Thermos clutched in one hand, Rose smiled at me. “Good morning.”

I grunted at her, my mind still a mess from my ex’s new social life, Chloe’s fear, and my own failure. It didn’t help that my first instinct was to tangle my fingers in her thick black hair and kiss her until we both forgot where or even who we were.

That kind of impulse had helped my creativity before. But I couldn’t with her.

Rose had come to stand next me while I brooded and joined me in staring at the white canvas.

“No ideas, huh?” she asked sympathetically.

“Or too many.”

She set her thermos on the table. “Well, what’s one of them?”

I rubbed my hand over my carefully trimmed beard, letting out a bitter laugh. “I don’t know if they’re ideas so much as thoughts…emotions. Nameless. Wordless.”

“Tell me.”

I held back for just a moment, then released a torrent of words about everything that had happened that morning. “…and I just feel so useless. I came here to try to use some of this anger and frustration and hurt to—to—” I gestured at the canvas. “You know?

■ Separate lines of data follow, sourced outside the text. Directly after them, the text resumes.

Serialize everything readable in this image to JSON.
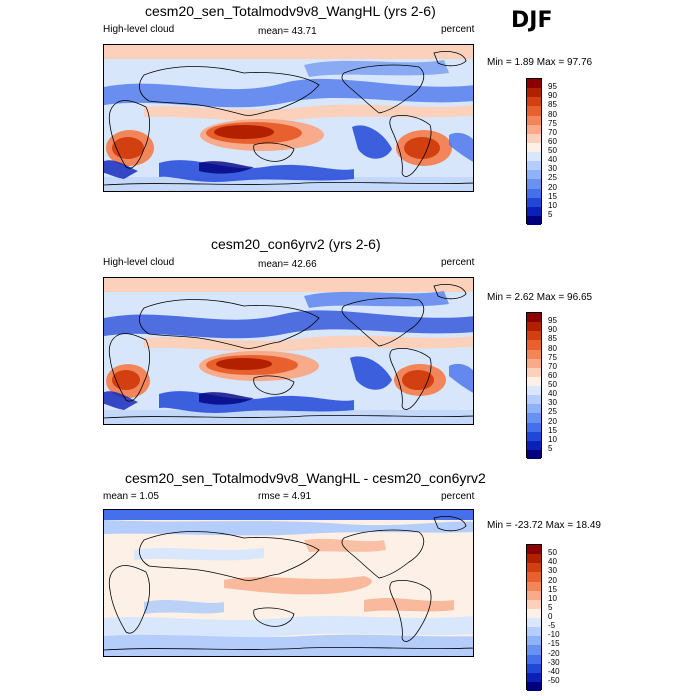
{
  "season": "DJF",
  "panels": [
    {
      "title": "cesm20_sen_Totalmodv9v8_WangHL (yrs 2-6)",
      "left_label": "High-level cloud",
      "center_label": "mean=  43.71",
      "right_label": "percent",
      "minmax": "Min =   1.89 Max =  97.76"
    },
    {
      "title": "cesm20_con6yrv2 (yrs 2-6)",
      "left_label": "High-level cloud",
      "center_label": "mean=  42.66",
      "right_label": "percent",
      "minmax": "Min =   2.62 Max =  96.65"
    },
    {
      "title": "cesm20_sen_Totalmodv9v8_WangHL - cesm20_con6yrv2",
      "left_label": "mean =   1.05",
      "center_label": "rmse =   4.91",
      "right_label": "percent",
      "minmax": "Min = -23.72 Max =  18.49"
    }
  ],
  "colorbars": {
    "absolute": {
      "levels": [
        "95",
        "90",
        "85",
        "80",
        "75",
        "70",
        "60",
        "50",
        "40",
        "30",
        "25",
        "20",
        "15",
        "10",
        "5"
      ],
      "colors": [
        "#8b0000",
        "#b22000",
        "#d23f10",
        "#e8602d",
        "#f2855a",
        "#f8ab8a",
        "#fbd1bc",
        "#fdf0e6",
        "#d9e7fc",
        "#b4cdfa",
        "#8fb1f6",
        "#6a91f0",
        "#4670eb",
        "#2147d8",
        "#0b20b8",
        "#00007f"
      ]
    },
    "difference": {
      "levels": [
        "50",
        "40",
        "30",
        "20",
        "15",
        "10",
        "5",
        "0",
        "-5",
        "-10",
        "-15",
        "-20",
        "-30",
        "-40",
        "-50"
      ],
      "colors": [
        "#8b0000",
        "#b22000",
        "#d23f10",
        "#e8602d",
        "#f2855a",
        "#f8ab8a",
        "#fbd1bc",
        "#fdf0e6",
        "#d9e7fc",
        "#b4cdfa",
        "#8fb1f6",
        "#6a91f0",
        "#4670eb",
        "#2147d8",
        "#0b20b8",
        "#00007f"
      ]
    }
  },
  "chart_data": [
    {
      "type": "heatmap",
      "title": "cesm20_sen_Totalmodv9v8_WangHL (yrs 2-6)",
      "variable": "High-level cloud",
      "units": "percent",
      "mean": 43.71,
      "min": 1.89,
      "max": 97.76,
      "levels": [
        5,
        10,
        15,
        20,
        25,
        30,
        40,
        50,
        60,
        70,
        75,
        80,
        85,
        90,
        95
      ]
    },
    {
      "type": "heatmap",
      "title": "cesm20_con6yrv2 (yrs 2-6)",
      "variable": "High-level cloud",
      "units": "percent",
      "mean": 42.66,
      "min": 2.62,
      "max": 96.65,
      "levels": [
        5,
        10,
        15,
        20,
        25,
        30,
        40,
        50,
        60,
        70,
        75,
        80,
        85,
        90,
        95
      ]
    },
    {
      "type": "heatmap",
      "title": "cesm20_sen_Totalmodv9v8_WangHL - cesm20_con6yrv2",
      "units": "percent",
      "mean": 1.05,
      "rmse": 4.91,
      "min": -23.72,
      "max": 18.49,
      "levels": [
        -50,
        -40,
        -30,
        -20,
        -15,
        -10,
        -5,
        0,
        5,
        10,
        15,
        20,
        30,
        40,
        50
      ]
    }
  ]
}
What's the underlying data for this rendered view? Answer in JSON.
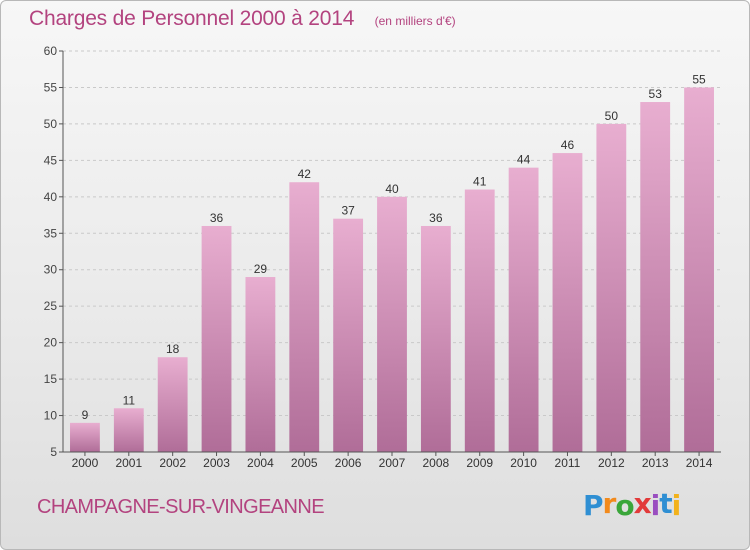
{
  "header": {
    "title": "Charges de Personnel 2000 à 2014",
    "subtitle": "(en milliers d'€)"
  },
  "footer": {
    "commune": "CHAMPAGNE-SUR-VINGEANNE",
    "logo_text": "Proxiti",
    "logo_letters": [
      {
        "ch": "P",
        "color": "#2f8fd3"
      },
      {
        "ch": "r",
        "color": "#f28a1c"
      },
      {
        "ch": "o",
        "color": "#3aa63a"
      },
      {
        "ch": "x",
        "color": "#e23a3a"
      },
      {
        "ch": "i",
        "color": "#9a4fc0"
      },
      {
        "ch": "t",
        "color": "#2f8fd3"
      },
      {
        "ch": "i",
        "color": "#f2b21c"
      }
    ]
  },
  "colors": {
    "bar_light": "#e8aed0",
    "bar_dark": "#b06d98",
    "text_accent": "#b3437f",
    "grid": "#c9c9c9"
  },
  "chart_data": {
    "type": "bar",
    "title": "Charges de Personnel 2000 à 2014",
    "subtitle": "(en milliers d'€)",
    "categories": [
      "2000",
      "2001",
      "2002",
      "2003",
      "2004",
      "2005",
      "2006",
      "2007",
      "2008",
      "2009",
      "2010",
      "2011",
      "2012",
      "2013",
      "2014"
    ],
    "values": [
      9,
      11,
      18,
      36,
      29,
      42,
      37,
      40,
      36,
      41,
      44,
      46,
      50,
      53,
      55
    ],
    "ylim": [
      5,
      60
    ],
    "yticks": [
      5,
      10,
      15,
      20,
      25,
      30,
      35,
      40,
      45,
      50,
      55,
      60
    ],
    "grid": true,
    "data_labels": true
  }
}
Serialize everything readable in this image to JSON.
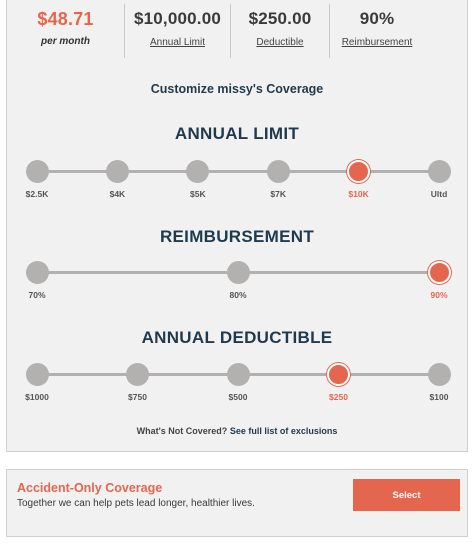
{
  "summary": {
    "price": {
      "value": "$48.71",
      "label": "per month"
    },
    "annual_limit": {
      "value": "$10,000.00",
      "label": "Annual Limit"
    },
    "deductible": {
      "value": "$250.00",
      "label": "Deductible"
    },
    "reimbursement": {
      "value": "90%",
      "label": "Reimbursement"
    }
  },
  "customize_title": "Customize missy's Coverage",
  "sections": {
    "annual_limit": {
      "title": "ANNUAL LIMIT",
      "options": [
        "$2.5K",
        "$4K",
        "$5K",
        "$7K",
        "$10K",
        "Ultd"
      ],
      "selected": "$10K"
    },
    "reimbursement": {
      "title": "REIMBURSEMENT",
      "options": [
        "70%",
        "80%",
        "90%"
      ],
      "selected": "90%"
    },
    "annual_deductible": {
      "title": "ANNUAL DEDUCTIBLE",
      "options": [
        "$1000",
        "$750",
        "$500",
        "$250",
        "$100"
      ],
      "selected": "$250"
    }
  },
  "not_covered": {
    "question": "What's Not Covered?",
    "link": "See full list of exclusions"
  },
  "accident_only": {
    "title": "Accident-Only Coverage",
    "subtitle": "Together we can help pets lead longer, healthier lives.",
    "button": "Select"
  },
  "colors": {
    "accent": "#e4664f",
    "navy": "#1f3a4d",
    "track": "#b3b0b0",
    "card_bg": "#f1f1f1"
  }
}
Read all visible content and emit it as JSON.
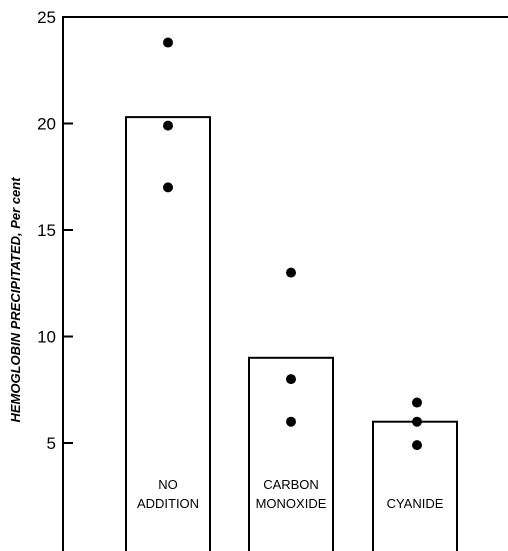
{
  "chart_data": {
    "type": "bar",
    "categories": [
      [
        "NO",
        "ADDITION"
      ],
      [
        "CARBON",
        "MONOXIDE"
      ],
      [
        "CYANIDE"
      ]
    ],
    "values": [
      20.3,
      9.0,
      6.0
    ],
    "points": [
      [
        23.8,
        19.9,
        17.0
      ],
      [
        13.0,
        8.0,
        6.0
      ],
      [
        6.9,
        6.0,
        4.9
      ]
    ],
    "title": "",
    "xlabel": "",
    "ylabel": "HEMOGLOBIN PRECIPITATED, Per cent",
    "ylim": [
      0,
      25
    ],
    "yticks": [
      5,
      10,
      15,
      20,
      25
    ],
    "ytick_labels": [
      "5",
      "10",
      "15",
      "20",
      "25"
    ],
    "grid": false,
    "colors": {
      "ink": "#000000",
      "background": "#ffffff"
    }
  }
}
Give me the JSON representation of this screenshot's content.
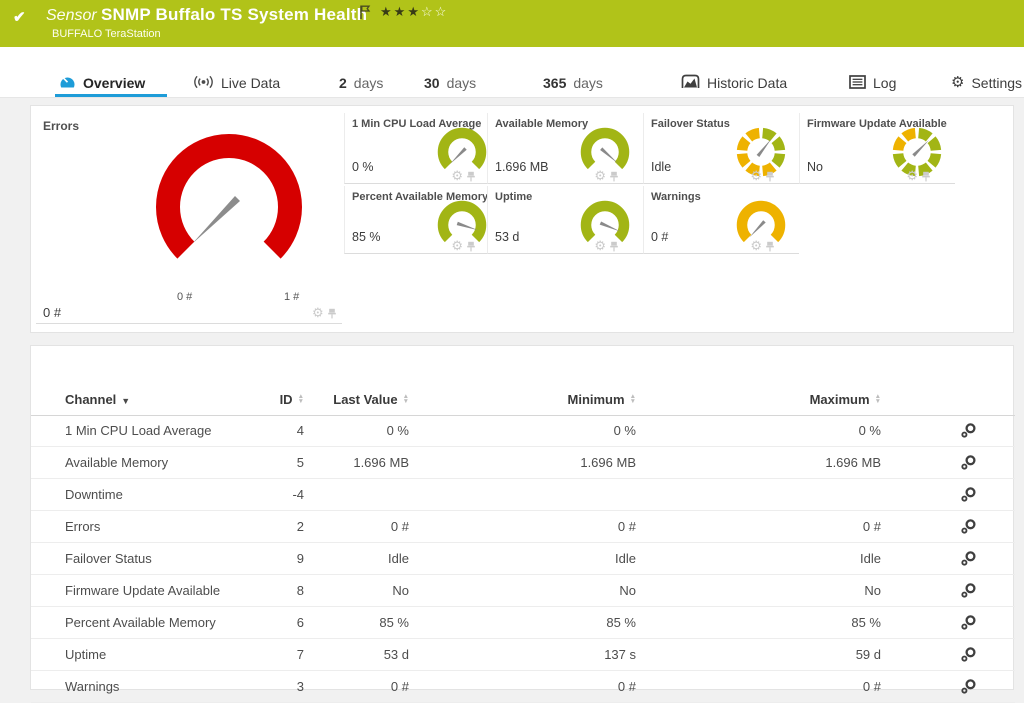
{
  "header": {
    "check": "✔",
    "kind": "Sensor",
    "title": "SNMP Buffalo TS System Health",
    "subtitle": "BUFFALO TeraStation",
    "stars_filled": 3,
    "stars_total": 5
  },
  "tabs": {
    "overview": "Overview",
    "live_data": "Live Data",
    "d2_num": "2",
    "d2_word": "days",
    "d30_num": "30",
    "d30_word": "days",
    "d365_num": "365",
    "d365_word": "days",
    "historic": "Historic Data",
    "log": "Log",
    "settings": "Settings"
  },
  "colors": {
    "status_green": "#b1c319",
    "accent_blue": "#1e9cd8",
    "gauge_red": "#d60000",
    "gauge_green": "#a2b515",
    "gauge_yellow": "#eeb200",
    "needle_gray": "#8a8a8a"
  },
  "gauges": {
    "errors": {
      "label": "Errors",
      "value": "0 #",
      "min_label": "0 #",
      "max_label": "1 #",
      "color": "#d60000",
      "needle_deg": 225
    },
    "tiles": [
      {
        "label": "1 Min CPU Load Average",
        "value": "0 %",
        "type": "solid",
        "color": "#a2b515",
        "needle_deg": 225
      },
      {
        "label": "Available Memory",
        "value": "1.696 MB",
        "type": "solid",
        "color": "#a2b515",
        "needle_deg": -41
      },
      {
        "label": "Failover Status",
        "value": "Idle",
        "type": "segmented",
        "needle_deg": 52,
        "segments": [
          "#a2b515",
          "#a2b515",
          "#a2b515",
          "#eeb200",
          "#eeb200",
          "#eeb200",
          "#eeb200",
          "#eeb200"
        ]
      },
      {
        "label": "Firmware Update Available",
        "value": "No",
        "type": "segmented",
        "needle_deg": 45,
        "segments": [
          "#a2b515",
          "#a2b515",
          "#a2b515",
          "#a2b515",
          "#a2b515",
          "#a2b515",
          "#eeb200",
          "#eeb200"
        ]
      },
      {
        "label": "Percent Available Memory",
        "value": "85 %",
        "type": "solid",
        "color": "#a2b515",
        "needle_deg": -18
      },
      {
        "label": "Uptime",
        "value": "53 d",
        "type": "solid",
        "color": "#a2b515",
        "needle_deg": -23
      },
      {
        "label": "Warnings",
        "value": "0 #",
        "type": "solid",
        "color": "#eeb200",
        "needle_deg": 227
      }
    ]
  },
  "table": {
    "headers": {
      "channel": "Channel",
      "id": "ID",
      "last": "Last Value",
      "min": "Minimum",
      "max": "Maximum"
    },
    "rows": [
      {
        "channel": "1 Min CPU Load Average",
        "id": "4",
        "last": "0 %",
        "min": "0 %",
        "max": "0 %"
      },
      {
        "channel": "Available Memory",
        "id": "5",
        "last": "1.696 MB",
        "min": "1.696 MB",
        "max": "1.696 MB"
      },
      {
        "channel": "Downtime",
        "id": "-4",
        "last": "",
        "min": "",
        "max": ""
      },
      {
        "channel": "Errors",
        "id": "2",
        "last": "0 #",
        "min": "0 #",
        "max": "0 #"
      },
      {
        "channel": "Failover Status",
        "id": "9",
        "last": "Idle",
        "min": "Idle",
        "max": "Idle"
      },
      {
        "channel": "Firmware Update Available",
        "id": "8",
        "last": "No",
        "min": "No",
        "max": "No"
      },
      {
        "channel": "Percent Available Memory",
        "id": "6",
        "last": "85 %",
        "min": "85 %",
        "max": "85 %"
      },
      {
        "channel": "Uptime",
        "id": "7",
        "last": "53 d",
        "min": "137 s",
        "max": "59 d"
      },
      {
        "channel": "Warnings",
        "id": "3",
        "last": "0 #",
        "min": "0 #",
        "max": "0 #"
      }
    ]
  }
}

Like I always did whenever this stuff would happen when I was a kid and life started getting me down. Now everyone expects me to create these perfect, amazing works of art. But for the first time in my life, art is failing me. Why?” I asked Rose bleakly.

For a moment, I didn’t think she understood what I was trying to say through all my blabbering. Her head was tilted to one side, her mouth twisted up in concern.

But then she did something I wasn’t expecting at all.

She took my right hand in hers, folded all but my pointer finger, and dipped it in the yellow paint. Lifting my hand, she pressed my wet finger to the middle of the canvas.

A perfect drop of sunshine on a field of snow.

“There,” she said softly. “The first step is always the hardest because it’s the only difference between doing something and not doing it at all.” She used my finger to create another yellow dot next to the first. “That also makes it the scariest. Unless”—she swept my finger in a wide U under the two dots—“you simply change your mind about it.” She smiled at the smiley face we’d created.

I smiled too. Slowly at first then gaining momentum until I was grinning. Facing her, I nearly collided with her mouth, we were so close.

“I could kiss you right now—a thousand times—for your brilliance,” I told her. I watched as panic tinged with excitement lit up her eyes. “But seeing as we’re just friends…I’ll do this instead.”

Deftly switching our hands so that I was the one holding hers, I dipped her finger in the blue paint and ran it across the canvas, creating a streaky sky.

She laughed, her breath warm and strawberry-sweet on my cheek. Then she plunged my middle finger, ring finger, and pinky into purple, green, and orange respectively and danced my fingers across the canvas, spotting it with color.

Standing up and gripping her wrist in my multi-colored hand, I smeared her palm with red paint and slapped it onto the canvas.

“Ha! Caught you red-handed!”

She gasped in mock outrage and looked up at me with wide eyes. “Doing what?”

“For being the most beautiful woman in the world.”

She gave a cute little huff, as if I were being ridiculous, but her cheeks were pink. “I don’t know about that, but I am guilty of this!” She brushed her finger down the bridge of my nose, leaving a trail of wet paint.

My jaw dropped open.

“Don’t worry—it’s washable,” she said.

“Well, you definitely shouldn’t have told me that.”

I dunked my fingers into the blue paint as she gasped for real this time. She wrenched herself out of my grasp but not before I left a long blue streak down her arm.

She stared down at it as a wicked sense of pleasure sizzled through my veins.